Meriahnya Pepes Asap Jakarta: Sebuah Ulasan

15 Agustus 2019   16:50 Diperbarui: 15 Agustus 2019   19:02 36 0

Bangun tidur. Mandi dan bersiap. Lalu, berangkat.

Sarapan? Gampang, perut masih bisa tahan.

Yang terpenting, cepat-cepat sampai ke tempat tujuan.

Rutinitas seperti itulah yang setiap hari dijalankan oleh sebagian besar dari 7,5 juta jiwa penduduk usia produktif di ibu kota kita, Jakarta1. Seakan tidak cukup ramai, para pekerja yang berasal dari kota satelit sekitar Jakarta pun tak mau kalah mencari nafkah ke pusat kota.
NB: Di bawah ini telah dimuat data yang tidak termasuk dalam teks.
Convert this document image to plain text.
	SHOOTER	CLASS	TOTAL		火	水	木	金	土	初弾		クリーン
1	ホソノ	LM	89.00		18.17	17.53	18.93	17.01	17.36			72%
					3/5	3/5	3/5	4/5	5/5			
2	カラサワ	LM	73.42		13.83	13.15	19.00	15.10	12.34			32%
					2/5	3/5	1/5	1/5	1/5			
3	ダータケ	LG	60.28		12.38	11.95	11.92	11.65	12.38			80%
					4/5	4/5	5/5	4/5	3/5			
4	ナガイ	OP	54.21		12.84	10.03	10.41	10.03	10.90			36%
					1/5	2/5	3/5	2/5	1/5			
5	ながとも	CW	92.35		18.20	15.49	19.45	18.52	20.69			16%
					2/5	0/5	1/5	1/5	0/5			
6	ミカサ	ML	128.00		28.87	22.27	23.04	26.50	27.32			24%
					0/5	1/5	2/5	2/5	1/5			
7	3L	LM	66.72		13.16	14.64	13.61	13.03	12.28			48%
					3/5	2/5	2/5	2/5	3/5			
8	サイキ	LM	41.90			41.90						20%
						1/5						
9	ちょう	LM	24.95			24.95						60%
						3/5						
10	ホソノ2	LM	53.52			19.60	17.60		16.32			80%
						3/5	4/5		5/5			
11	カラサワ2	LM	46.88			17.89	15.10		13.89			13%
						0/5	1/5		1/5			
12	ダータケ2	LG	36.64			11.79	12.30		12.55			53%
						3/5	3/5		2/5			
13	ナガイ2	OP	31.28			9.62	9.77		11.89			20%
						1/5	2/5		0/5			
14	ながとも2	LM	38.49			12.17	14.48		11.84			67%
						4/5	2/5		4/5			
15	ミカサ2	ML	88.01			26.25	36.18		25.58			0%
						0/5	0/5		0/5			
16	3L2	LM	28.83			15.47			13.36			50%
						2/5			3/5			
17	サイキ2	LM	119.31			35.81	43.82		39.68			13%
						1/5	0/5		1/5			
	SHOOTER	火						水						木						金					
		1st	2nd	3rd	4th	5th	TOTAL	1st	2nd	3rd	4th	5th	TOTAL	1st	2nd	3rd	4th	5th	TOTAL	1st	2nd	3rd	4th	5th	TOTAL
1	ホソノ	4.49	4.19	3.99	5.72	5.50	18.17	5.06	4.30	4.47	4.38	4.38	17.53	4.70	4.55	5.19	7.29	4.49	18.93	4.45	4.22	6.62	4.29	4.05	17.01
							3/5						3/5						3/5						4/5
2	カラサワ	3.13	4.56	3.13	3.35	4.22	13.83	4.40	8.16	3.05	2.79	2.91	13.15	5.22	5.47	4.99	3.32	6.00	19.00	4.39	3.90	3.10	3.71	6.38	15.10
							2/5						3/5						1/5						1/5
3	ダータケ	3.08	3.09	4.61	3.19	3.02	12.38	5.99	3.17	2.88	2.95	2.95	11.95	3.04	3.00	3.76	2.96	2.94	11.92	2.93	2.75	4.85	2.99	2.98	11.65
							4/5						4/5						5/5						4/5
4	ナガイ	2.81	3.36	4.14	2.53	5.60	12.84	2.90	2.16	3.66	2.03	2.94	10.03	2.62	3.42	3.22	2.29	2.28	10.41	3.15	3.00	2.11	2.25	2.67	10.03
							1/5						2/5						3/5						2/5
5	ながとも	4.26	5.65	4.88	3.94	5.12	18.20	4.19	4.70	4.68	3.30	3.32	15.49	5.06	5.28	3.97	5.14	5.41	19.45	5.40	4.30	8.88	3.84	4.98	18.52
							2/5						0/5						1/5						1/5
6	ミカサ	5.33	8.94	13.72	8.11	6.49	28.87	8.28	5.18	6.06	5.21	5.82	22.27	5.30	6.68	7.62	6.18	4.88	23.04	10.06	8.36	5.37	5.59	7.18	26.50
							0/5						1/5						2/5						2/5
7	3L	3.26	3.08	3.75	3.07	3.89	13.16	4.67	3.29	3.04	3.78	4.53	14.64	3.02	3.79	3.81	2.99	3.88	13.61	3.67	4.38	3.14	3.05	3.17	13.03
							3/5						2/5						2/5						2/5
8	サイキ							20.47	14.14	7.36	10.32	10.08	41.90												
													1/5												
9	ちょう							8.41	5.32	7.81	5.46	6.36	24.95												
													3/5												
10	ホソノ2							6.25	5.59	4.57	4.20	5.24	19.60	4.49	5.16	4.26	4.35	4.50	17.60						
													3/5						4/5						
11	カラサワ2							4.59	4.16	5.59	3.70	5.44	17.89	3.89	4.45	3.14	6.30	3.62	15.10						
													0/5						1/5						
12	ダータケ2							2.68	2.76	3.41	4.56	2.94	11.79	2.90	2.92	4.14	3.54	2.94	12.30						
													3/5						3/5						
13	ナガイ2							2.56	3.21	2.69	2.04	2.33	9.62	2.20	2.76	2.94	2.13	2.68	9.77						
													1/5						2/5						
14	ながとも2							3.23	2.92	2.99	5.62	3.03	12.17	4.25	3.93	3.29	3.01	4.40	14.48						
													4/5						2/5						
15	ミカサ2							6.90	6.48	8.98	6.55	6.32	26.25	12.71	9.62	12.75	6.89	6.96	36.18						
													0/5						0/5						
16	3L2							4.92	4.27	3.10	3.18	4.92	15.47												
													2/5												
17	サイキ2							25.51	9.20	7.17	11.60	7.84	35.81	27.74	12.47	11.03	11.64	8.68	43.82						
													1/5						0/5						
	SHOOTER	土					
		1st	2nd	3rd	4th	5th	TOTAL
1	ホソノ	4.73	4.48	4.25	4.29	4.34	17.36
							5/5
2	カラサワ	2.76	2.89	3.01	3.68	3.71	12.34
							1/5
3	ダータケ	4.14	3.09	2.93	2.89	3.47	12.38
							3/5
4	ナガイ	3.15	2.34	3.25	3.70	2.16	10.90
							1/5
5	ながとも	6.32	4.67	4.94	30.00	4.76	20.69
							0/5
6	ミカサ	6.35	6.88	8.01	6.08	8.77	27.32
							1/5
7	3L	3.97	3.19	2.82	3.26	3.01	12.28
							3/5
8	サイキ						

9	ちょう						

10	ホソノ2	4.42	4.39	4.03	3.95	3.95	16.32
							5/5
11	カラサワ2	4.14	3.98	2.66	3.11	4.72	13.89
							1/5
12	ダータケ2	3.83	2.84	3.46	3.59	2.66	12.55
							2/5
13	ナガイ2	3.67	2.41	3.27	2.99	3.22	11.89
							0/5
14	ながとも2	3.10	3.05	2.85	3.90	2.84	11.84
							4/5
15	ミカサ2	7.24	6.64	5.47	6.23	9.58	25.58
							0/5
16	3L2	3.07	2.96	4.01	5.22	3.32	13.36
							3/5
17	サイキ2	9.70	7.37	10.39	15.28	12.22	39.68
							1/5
Tidak dapat dipungkiri lagi, Jakarta merupakan kota besar yang ramai dan benar-benar sibuk.

Kurang lebih, seperti itulah gambaran nasib para pekerja Jakarta. Bagaimana dengan mahasiswa? Kami yang tinggal dan menempuh pendidikan di Depok cukup beruntung karena tidak banyak terpapar oleh kegilaan jalanan pada saat rush hour. Akan tetapi, tentu berbeda ceritanya bila kami harus menghadiri kelas pagi di Salemba. Naik mobil atau naik kereta? Sepertinya tidak tersedia cukup banyak pilihan transportasi yang nyaman dan menjanjikan.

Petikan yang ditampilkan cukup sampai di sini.